The coefficient for lag_Y, \(\alpha\), is positive, indicating that past
infection status is predictive of current infection (p<.05).
The marginal model averages effects across the population. Meanwhile, the transitional model conditions on past outcomes. And finally, the conditional model yield sestimates on the individual by implementing random-effects or mixed effects.
| Model Estimates for Maternal Smoking Status | ||||
| Model | Estimate | Std.err | CI | Pr(>|W|) |
|---|---|---|---|---|
| Marginal | 0.314 | 0.188 | [-.05, 0.68] | 0.0946 |
| Conditional | 0.415 | 0.287 | [-.011, 1.06] | 0.1484 |
| Transitional | 0.296 | 0.156 | [-.01, .60] | 0.0583 |
To reiterate previous interpretations of the regression coefficient
for mother’s smoking status, the marginal model provides information on
prevalence, a population-based measure.
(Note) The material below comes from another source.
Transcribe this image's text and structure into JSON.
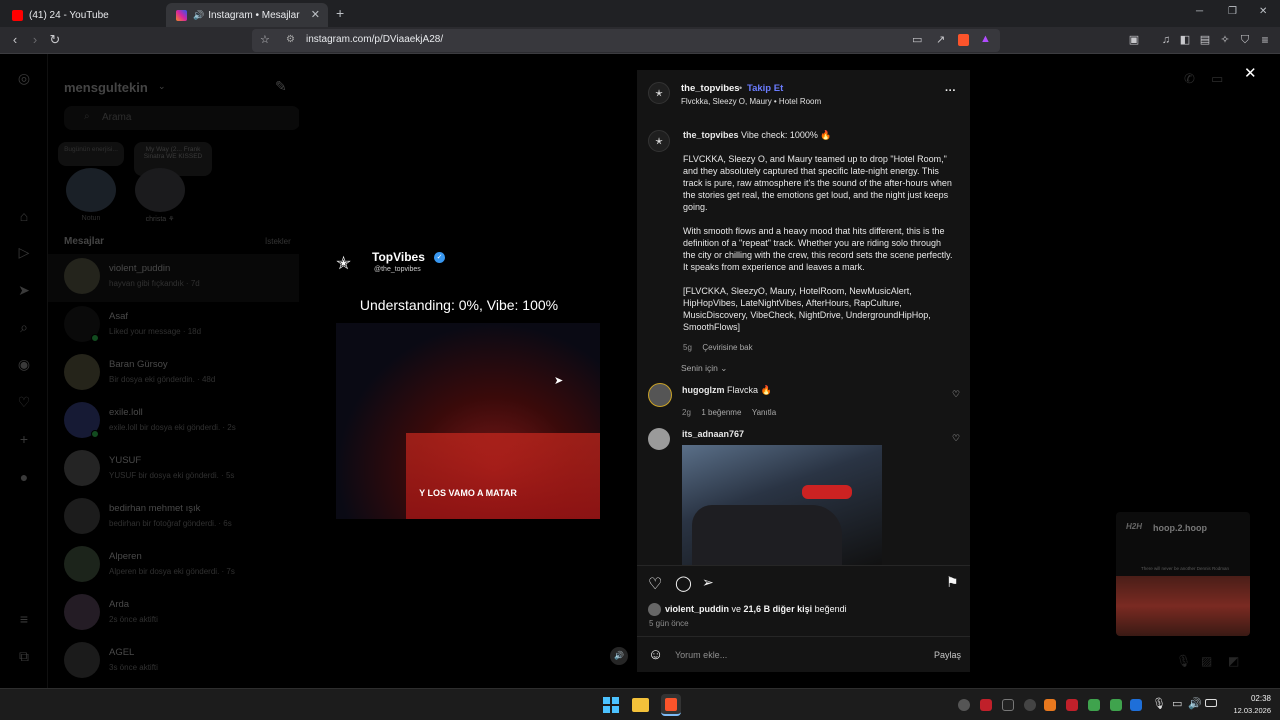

The conditional model will
provide information on the probability of infection for the same
individual with and without a mother who smokes. The transitional model
provides information on the incidence of respiratory infection based on
past outcomes.
The ratio of prevalence of pediatric respiratory disease in smoking mothers to non-smoking mothers is exp(0.314). The relative risk for an individual child developing this respiratory disease given their mother smokes versus does not smoke is exp(0.478). And finally, the ratio of incidence rate of pediatric respiratory disease in smoking mothers to non-smoking nmothers is exp(0.296).